Panetta acknowledged this tension after his Cato appearance. “I think we’ve learned our lesson the hard way, unfortunately, that when you give up your power—like Democrats and Republicans have over the past few decades—this is what can happen when you have someone in the White House who has had a 40-year fixation on tariffs,” he said.
That 40-year fixation is well documented. Trump has railed against trade deals since the 1980s, taking out full-page ads in major newspapers attacking Japanese imports. His worldview treats trade as zero-sum warfare. And Congress handed him the weapons.
The Credibility Problem
Democrats pushing institutional reform face a credibility gap. Where were these bills during the Biden years? Why wait until Trump returned to the White House to champion congressional authority?

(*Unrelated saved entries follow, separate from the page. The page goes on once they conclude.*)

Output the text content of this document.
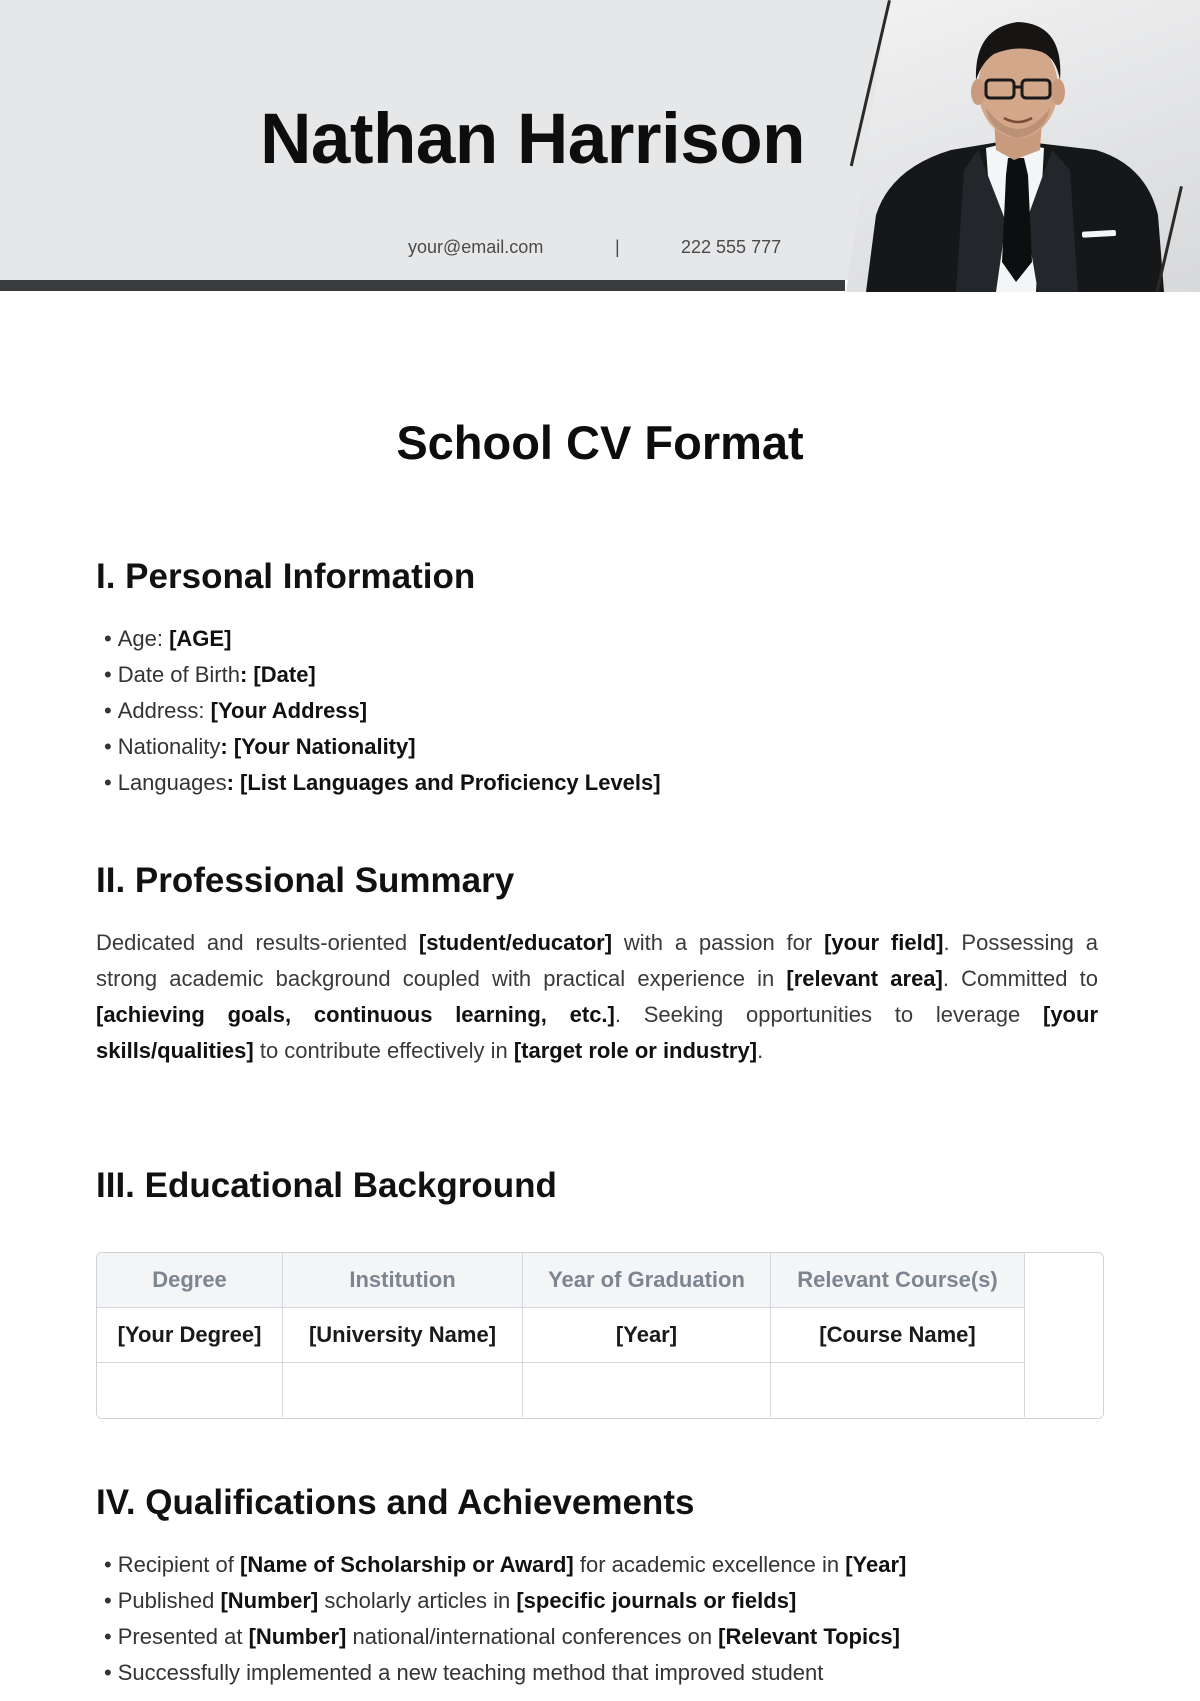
Nathan Harrison
your@email.com	|	222 555 777
School CV Format
I. Personal Information
• Age: [AGE]
• Date of Birth: [Date]
• Address: [Your Address]
• Nationality: [Your Nationality]
• Languages: [List Languages and Proficiency Levels]
II. Professional Summary

Dedicated and results-oriented [student/educator] with a passion for [your field]. Possessing a strong academic background coupled with practical experience in [relevant area]. Committed to [achieving goals, continuous learning, etc.]. Seeking opportunities to leverage [your skills/qualities] to contribute effectively in [target role or industry].

III. Educational Background
Degree	Institution	Year of Graduation	Relevant Course(s)
[Your Degree]	[University Name]	[Year]	[Course Name]

IV. Qualifications and Achievements
• Recipient of [Name of Scholarship or Award] for academic excellence in [Year]
• Published [Number] scholarly articles in [specific journals or fields]
• Presented at [Number] national/international conferences on [Relevant Topics]
• Successfully implemented a new teaching method that improved student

The answer is uncomfortable: Political incentives didn’t align. With a Democratic president, reclaiming trade powers meant constraining their own party. Now, with Republicans in control, the institutional argument carries less political risk.
The World Trade Organization has documented over 200 trade disputes involving U.S. tariff policies since 2018. American farmers lost $27 billion in export revenue between 2018 and 2020, according to the American Farm Bureau Federation. Yet bipartisan momentum for reform never materialized when Democrats controlled both chambers and the presidency.
What Comes Next
Panetta’s optimism about Democratic control and reform feels familiar. Politicians often promise to rein in executive power when they’re out of office. Those promises tend to evaporate once they hold the keys.
The Brennan Center for Justice has tracked executive power expansion across administrations since 2001. Their data shows a consistent pattern: Parties criticize presidential overreach in opposition, then defend it in power. Trade policy follows the same cycle.
Still, the political dynamics might be shifting. Trump’s aggressive tariff escalation—threatening 25 percent levies on allies, invoking national security for consumer goods—has created real economic pain in swing districts. Republican senators from agricultural states are hearing complaints from constituents watching export markets collapse.
If Democrats capture Congress in the midterms, they’ll face a choice. They can pursue narrow political wins, using tariff relief as a bargaining chip with Trump. Or they can attempt genuine institutional reform, constraining future presidents regardless of party.
The latter requires sacrifice. It means giving up power when Democrats eventually return to the White House. It means prioritizing long-term governance over short-term advantage.
History suggests that’s a rare commodity in Washington. But Panetta insists his party has learned the hard way. “When we do take control, that’s going to be our opportunity—it’s going to be Congress’s opportunity,” he said.
The steel mills are still waiting. So are the farmers, the manufacturers, and the families watching grocery bills climb. Whether Democrats follow through on institutional reform or let the moment pass will tell us more about American governance than any single policy fight.
For now, it’s just talk. The test comes after Election Day.